Han Xiao reprit ses esprits et sortit de sa cachette une fois les pèlerins partis. Lui non plus ne savait quelle voie prendre à l’embranchement.

Les pèlerins avaient dit qu’un monstre se tenait sur la voie de droite. Mais celle de gauche était un territoire inconnu, et elle pouvait fort bien se révéler plus dangereuse encore. Comment trancher ?

D’après mon expérience, ces pèlerins sont un appât destiné à m’attirer dans le donjon d’instance. Ils ont laissé entendre qu’un monstre se trouvait à droite. Il y a deux façons de comprendre leurs paroles. La première, c’est qu’ils disent vrai. La seconde, c’est qu’ils m’orientent délibérément vers la voie de gauche.

Han Xiao serra fermement les dents et choisit la voie de droite. L’inconnu était assurément plus effrayant que le monstre. Il se rappela ensuite les insectes entrevus pendant sa descente, et leurs yeux rouges pressés les uns contre les autres. S’il tombait sur ces bestioles, leurs morsures lui arracheraient la peau à coup sûr.

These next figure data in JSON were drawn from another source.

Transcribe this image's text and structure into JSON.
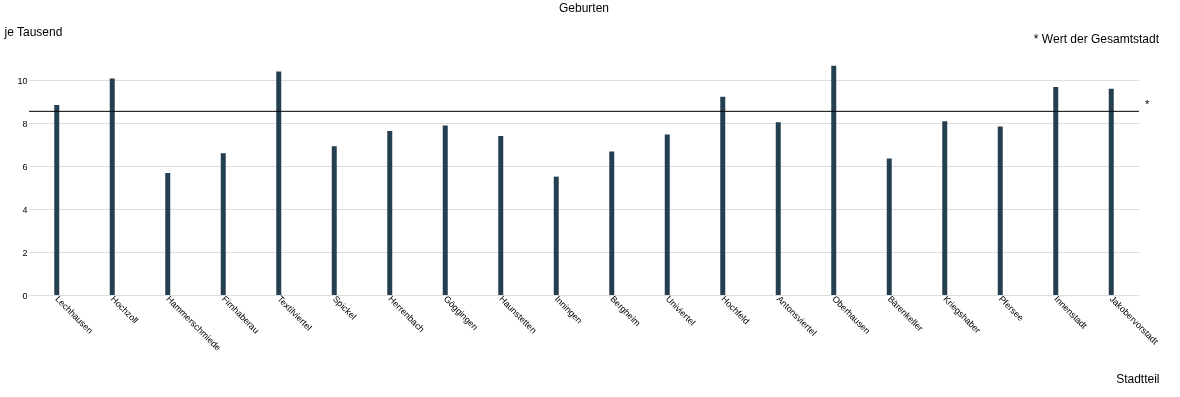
{
  "chart_data": {
    "type": "bar",
    "title": "Geburten",
    "xlabel": "Stadtteil",
    "ylabel": "je Tausend",
    "annotations": [
      "* Wert der Gesamtstadt"
    ],
    "categories": [
      "Lechhausen",
      "Hochzoll",
      "Hammerschmiede",
      "Firnhaberau",
      "Textilviertel",
      "Spickel",
      "Herrenbach",
      "Göggingen",
      "Haunstetten",
      "Inningen",
      "Bergheim",
      "Univiertel",
      "Hochfeld",
      "Antonsviertel",
      "Oberhausen",
      "Bärenkeller",
      "Kriegshaber",
      "Pfersee",
      "Innenstadt",
      "Jakobervorstadt"
    ],
    "values": [
      8.84,
      10.08,
      5.68,
      6.6,
      10.4,
      6.92,
      7.64,
      7.89,
      7.4,
      5.51,
      6.68,
      7.47,
      9.23,
      8.04,
      10.67,
      6.36,
      8.09,
      7.84,
      9.68,
      9.6
    ],
    "color": "#253f52",
    "ylim": [
      0,
      10.8
    ],
    "yticks": [
      0,
      2,
      4,
      6,
      8,
      10
    ],
    "grid": "y",
    "ref_lines": [
      {
        "axis": "y",
        "value": 8.55,
        "label": "*",
        "color": "#000000"
      }
    ]
  }
}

Han Xiao enfila les gants tranchants thermoélectriques. Il n’utilisait aucune lampe : il ne comptait que sur sa visière à vision nocturne. Une fois engagé sur la voie de droite, un vert sombre envahit son champ de vision. Il distinguait à peine la route devant lui.

Le sol portait des empreintes anormalement grandes. Elles étaient l’œuvre du monstre. Comme les humains, la créature avait deux jambes et cinq orteils à chaque pied. Le monstre devait mesurer trois mètres.

Après avoir marché un moment, Han Xiao tomba sur une pièce dont la porte était grande ouverte. Les empreintes du monstre s’arrêtaient là.

Han Xiao se glissa jusqu’à la porte, et une puanteur écœurante lui monta aux narines, comme celle de la viande en putréfaction. Une faible odeur de sang s’y mêlait.

Il leva la tête et regarda à l’intérieur de la pièce.

Une paire d’yeux, larges comme des cloches de bronze, le fixait. Un demi-mètre à peine le séparait du monstre !

Han Xiao fut saisi de stupeur et d’effroi.